With 34 wins on the LPGA Tour, including six wins in majors, Betsy King’s golf career has reached some heights in the sport that most don’t get to experience.

That’s not how the 1995 inductee into the World Golf Hall of Fame feels she has made the biggest impact in her life, however.

“I feel like the most impactful things I have done in my life have been through Golf Fore Africa, not out on the Tour. I’m thankful that I had a great career, and it’s given me a platform to do things like this,” King said. “I feel like I was born a competitor; I loved playing sports.”

Golf Fore Africa is a nonprofit that King founded in 2007, shortly after her first trip to the continent in 2006.

On that trip, one experience still remains with her and her drive to provide clean water to remote parts of Africa.

“Probably the one story that sticks with me most was when we visited a family and we met a woman whose husband passed away with HIV/AIDS. When we arrived at the home, she had five children and they were cooking one egg for the entire family. I had just not seen poverty at that level,” King said.

She said that worldwide about one in 10 people don’t have access to clean water, and in Africa that number is close to 50 percent.

Her nonprofit, which is fueled by the graciousness of golfing professionals, and clubs like the Country Club of North Carolina, that hosted an event last week while the U.S. Women’s Open was in town, to help King fulfill her mission.

The new goal for Golf Fore Africa is to raise $50,000 to bring a mechanized water system to a health clinic and a school in Zambia.
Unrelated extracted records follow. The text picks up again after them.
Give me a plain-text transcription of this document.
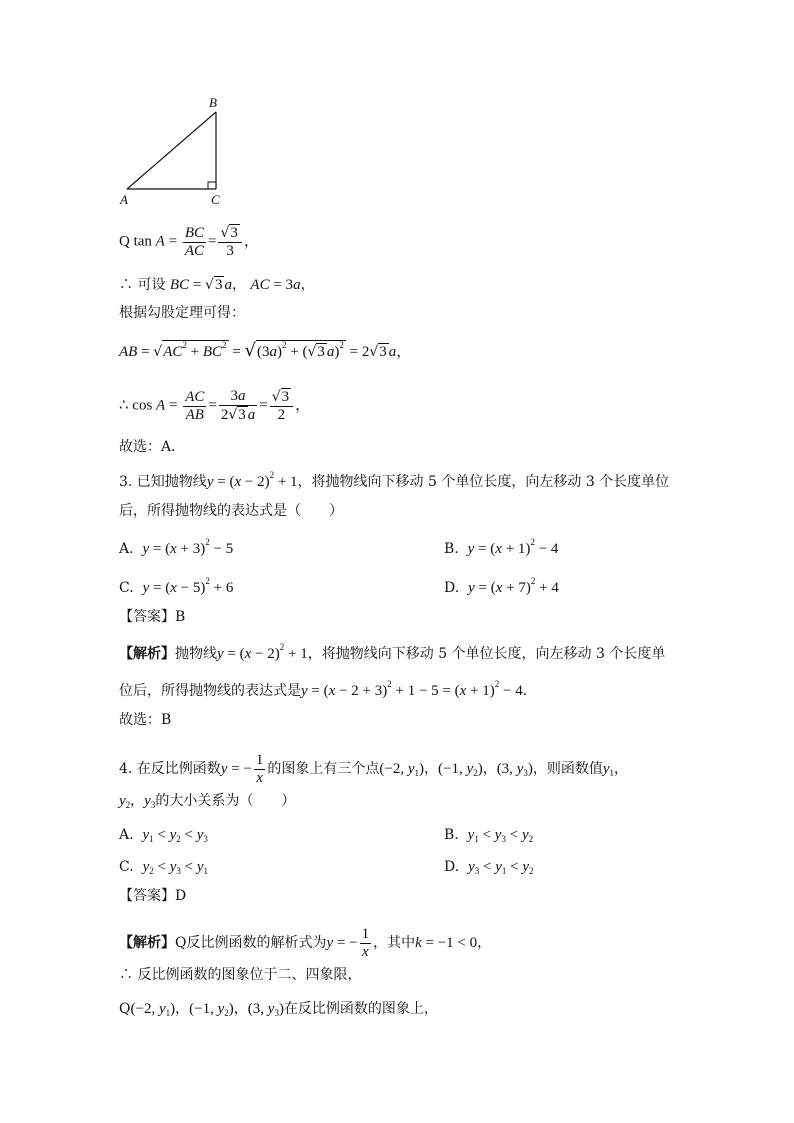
B
A	C
Q $\tan A = \frac{BC}{AC} = \frac{√3}{3}$ ，
∴ 可设 BC = √3 a， AC = 3a，
根据勾股定理可得：
AB = $√AC^2 + BC^2 = √(3a)^2 + (√3$ a)$^2$ = 2√3 a，
∴ $\cos A = \frac{AC}{AB} = \frac{3a}{2√3 a} = \frac{√3}{2}$ ，
故选：A．
3. 已知抛物线$y = (x - 2)^2 + 1$，将抛物线向下移动 5 个单位长度，向左移动 3 个长度单位
后，所得抛物线的表达式是（　　）
A. $y = (x + 3)^2 - 5$	B. $y = (x + 1)^2 - 4$
C. $y = (x - 5)^2 + 6$	D. $y = (x + 7)^2 + 4$
【答案】B
【解析】抛物线$y = (x - 2)^2 + 1$，将抛物线向下移动 5 个单位长度，向左移动 3 个长度单
位后，所得抛物线的表达式是$y = (x - 2 + 3)^2 + 1 - 5 = (x + 1)^2 - 4$．
故选：B
4. 在反比例函数y = − $\frac{1}{x}$ 的图象上有三个点(−2, $y_1$)，(−1, $y_2$)，(3, $y_3$)，则函数值$y_1$，
$y_2$，$y_3$的大小关系为（　　）
A. $y_1 < y_2 < y_3$	B. $y_1 < y_3 < y_2$
C. $y_2 < y_3 < y_1$	D. $y_3 < y_1 < y_2$
【答案】D
【解析】Q反比例函数的解析式为y = − $\frac{1}{x}$ ，其中k = −1 < 0，
∴ 反比例函数的图象位于二、四象限，
Q(−2, $y_1$)，(−1, $y_2$)，(3, $y_3$)在反比例函数的图象上，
The system brings clean water, western-style toilets and showers for thousands.

“We’re all about bringing clean water to those villages. Once you do that, whether you do that through a hand pump or a mechanized system, it’s life changing,” King said. “Obviously the health of the entire village improves and economic opportunity does better too.”
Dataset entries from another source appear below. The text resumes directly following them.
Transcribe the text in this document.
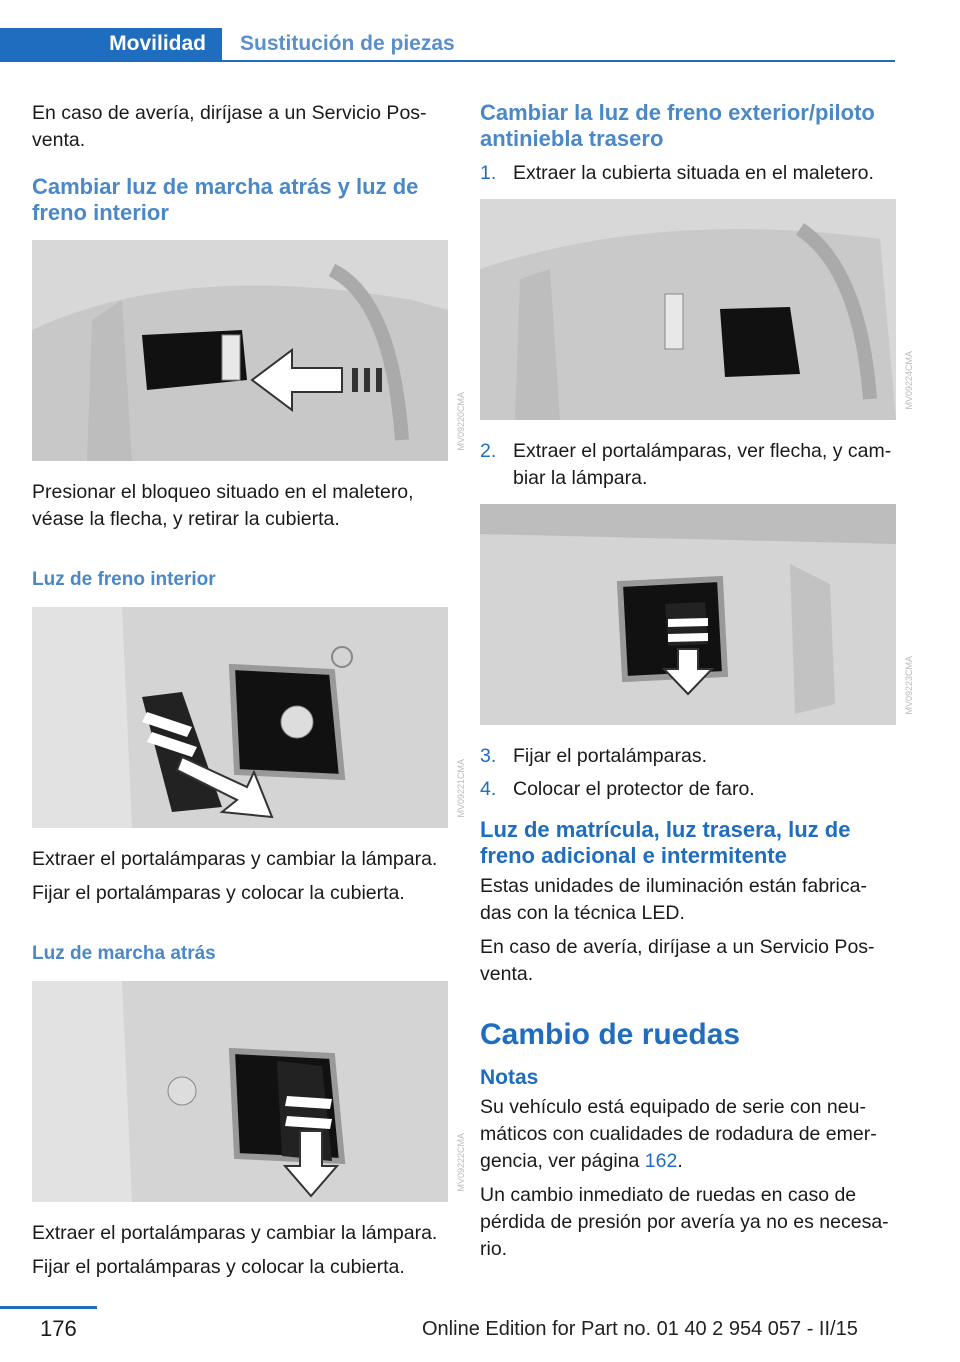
Movilidad	Sustitución de piezas

En caso de avería, diríjase a un Servicio Pos-venta.

Cambiar luz de marcha atrás y luz de freno interior
MV09220CMA

Presionar el bloqueo situado en el maletero, véase la flecha, y retirar la cubierta.

Luz de freno interior
MV09221CMA

Extraer el portalámparas y cambiar la lámpara.

Fijar el portalámparas y colocar la cubierta.

Luz de marcha atrás
MV09222CMA

Extraer el portalámparas y cambiar la lámpara.

Fijar el portalámparas y colocar la cubierta.

Cambiar la luz de freno exterior/piloto antiniebla trasero
1. Extraer la cubierta situada en el maletero.
MV09224CMA
2. Extraer el portalámparas, ver flecha, y cam-biar la lámpara.
MV09223CMA
3. Fijar el portalámparas.
4. Colocar el protector de faro.
Luz de matrícula, luz trasera, luz de freno adicional e intermitente

Estas unidades de iluminación están fabrica-das con la técnica LED.

En caso de avería, diríjase a un Servicio Pos-venta.

Cambio de ruedas
Notas

Su vehículo está equipado de serie con neu-máticos con cualidades de rodadura de emer-gencia, ver página 162.

Un cambio inmediato de ruedas en caso de pérdida de presión por avería ya no es necesa-rio.

176	Online Edition for Part no. 01 40 2 954 057 - II/15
The golfers swing while the crowd watches on during the Golf Fore Africa event at the Country Club of North Carolina last week.

King’s event at the club brought four current professionals — Angela Stanford, Sophia Popov, Ally Ewing and Sarah Kemp — to host a golf clinic on the driving range and practice facility.

“As a professional golfer playing on the tour for 28 years, I know how charitable golfers are,” King said. “The need was so great and I know that there’s need here, but oftentimes here there’s places to get help, and over there there isn’t. They don’t have unemployment or food banks.”

Stanford, a 22-year veteran on the LPGA Tour, has come to the aid of King on several occasions.

“I’ve known Betsy ever since I was a rookie on Tour in 2001. Betsy was always really nice to me and I played for her in the 2007 Solheim Cup, she was my captain. She started Golf Fore Africa and I wanted to help her out in any way I could. It’s a great thing that she’s doing,” Stanford said. “The one thing I always say about Betsy is, ‘It’s easy to follow somebody with passion.’ Betsy has a tremendous amount of passion to bring water to all parts of Africa.”

The last 15 years the nonprofit has provided clean water to 420 communities and King has made almost 25 trips to see the changes clean water has made to the rural areas.

“Every time I go, I’m changed again, and I feel honored and thankful to be able to be part of Golf Fore Africa and to make a difference,” she said. “We want to keep going forward.”